Truly objective advice is the variety of guidance I'll almost always welcome. And when you have a daughter, it's never too early to start looking for it. The work of JoAnn Deak, Ph.D., is an excellent place to start. More here on raising confident and courageous daughters.
Let's be honest - it's a scary time to be a girl's parent. For every new, previously unimaginable opportunity offered to this generation of daughters, they face a challenge that was equally unimaginable to the generations who came before them. Dr. Deak's Girls Will Be Girls - Raising Confident and Courageous Daughters, recognizes this dichotomy. Dr. Deak takes her readers on a journey through the female brain from toddlerhood to high school graduation, highlighting the many gray areas of modern parenting and offering pearls of wisdom (literally at the end of each chapter) along the way. She also includes chapters on social development and another written specifically for fathers.
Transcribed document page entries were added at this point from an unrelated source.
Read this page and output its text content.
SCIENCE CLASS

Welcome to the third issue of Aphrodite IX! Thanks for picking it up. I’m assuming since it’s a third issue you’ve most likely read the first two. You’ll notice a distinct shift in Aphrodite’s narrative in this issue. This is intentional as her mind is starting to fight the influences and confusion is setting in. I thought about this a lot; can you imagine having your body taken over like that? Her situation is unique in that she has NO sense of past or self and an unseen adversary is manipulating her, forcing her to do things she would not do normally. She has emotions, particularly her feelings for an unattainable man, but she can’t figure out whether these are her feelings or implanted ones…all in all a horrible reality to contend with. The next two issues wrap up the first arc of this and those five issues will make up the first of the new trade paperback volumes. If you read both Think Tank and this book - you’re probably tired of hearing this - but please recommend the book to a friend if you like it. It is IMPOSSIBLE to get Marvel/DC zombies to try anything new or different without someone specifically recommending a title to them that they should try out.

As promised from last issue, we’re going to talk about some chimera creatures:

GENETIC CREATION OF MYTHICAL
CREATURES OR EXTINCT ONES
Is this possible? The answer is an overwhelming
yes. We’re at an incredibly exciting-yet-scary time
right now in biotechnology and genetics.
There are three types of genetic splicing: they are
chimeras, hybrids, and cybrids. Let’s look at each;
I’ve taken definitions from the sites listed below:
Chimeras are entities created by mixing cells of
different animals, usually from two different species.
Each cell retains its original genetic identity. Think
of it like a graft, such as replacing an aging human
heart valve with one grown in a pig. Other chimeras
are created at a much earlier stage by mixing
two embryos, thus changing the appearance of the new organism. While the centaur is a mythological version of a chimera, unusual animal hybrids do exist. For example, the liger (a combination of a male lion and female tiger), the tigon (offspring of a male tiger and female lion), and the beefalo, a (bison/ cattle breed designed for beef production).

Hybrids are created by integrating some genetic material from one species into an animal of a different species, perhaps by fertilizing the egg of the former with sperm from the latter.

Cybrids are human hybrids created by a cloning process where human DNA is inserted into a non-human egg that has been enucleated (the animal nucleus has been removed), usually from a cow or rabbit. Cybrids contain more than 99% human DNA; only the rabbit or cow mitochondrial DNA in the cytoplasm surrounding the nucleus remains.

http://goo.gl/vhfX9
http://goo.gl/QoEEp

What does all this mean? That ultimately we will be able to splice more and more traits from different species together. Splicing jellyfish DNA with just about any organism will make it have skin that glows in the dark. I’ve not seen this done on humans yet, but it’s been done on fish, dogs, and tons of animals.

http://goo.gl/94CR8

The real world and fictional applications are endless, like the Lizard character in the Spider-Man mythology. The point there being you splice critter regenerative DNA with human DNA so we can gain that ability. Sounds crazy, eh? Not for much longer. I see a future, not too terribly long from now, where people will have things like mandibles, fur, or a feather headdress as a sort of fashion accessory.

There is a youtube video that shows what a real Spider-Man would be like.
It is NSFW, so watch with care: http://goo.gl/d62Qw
The whole book is thought-provoking, but a couple of chapters stand out in particular: Everything and Nothing: Sharing the Adolescent Girl's Struggle to Be and Become Herself; and Aiming to Please: Moving Beyond the "Tyranny of Niceness." The former focuses on the many venues in which today's girl faces and is encouraged to partake in competition, and the constant struggle to "measure up" - to themselves, to their mothers, and to society's new expectations. The latter stopped me in my tracks: from day one, girls are taught and told to "be nice" or "be a good girl" and applauded for being "sweet." The language is ingrained in our treatment of girls. Staying balanced (and sane) on what Dr. Deak refers to as the pleasing continuum is something many women don't master until much later in life.
Girls Will Be Girls was written in 2002. There's discussion of AIDS, but no mention of HPV; chat rooms are mentioned, however the use and breadth of social media has grown exponentially in the past 14 years. I reached out to Dr. Deak, and she feels that "even though the book is over a decade old, the core of how to understand daughters and to help them to grow remains unchanged." Dr. Deak also recommends supplementing Girls Will Be Girls with Catherine Steiner-Adair's The Big Disconnect to better address issues related to the impact and stress of social media on our daughter's lives.
Whether you're a parent, an educator, or a woman trying to gain a better understanding of her own childhood, this book is for you. I'll be referencing it for years to come.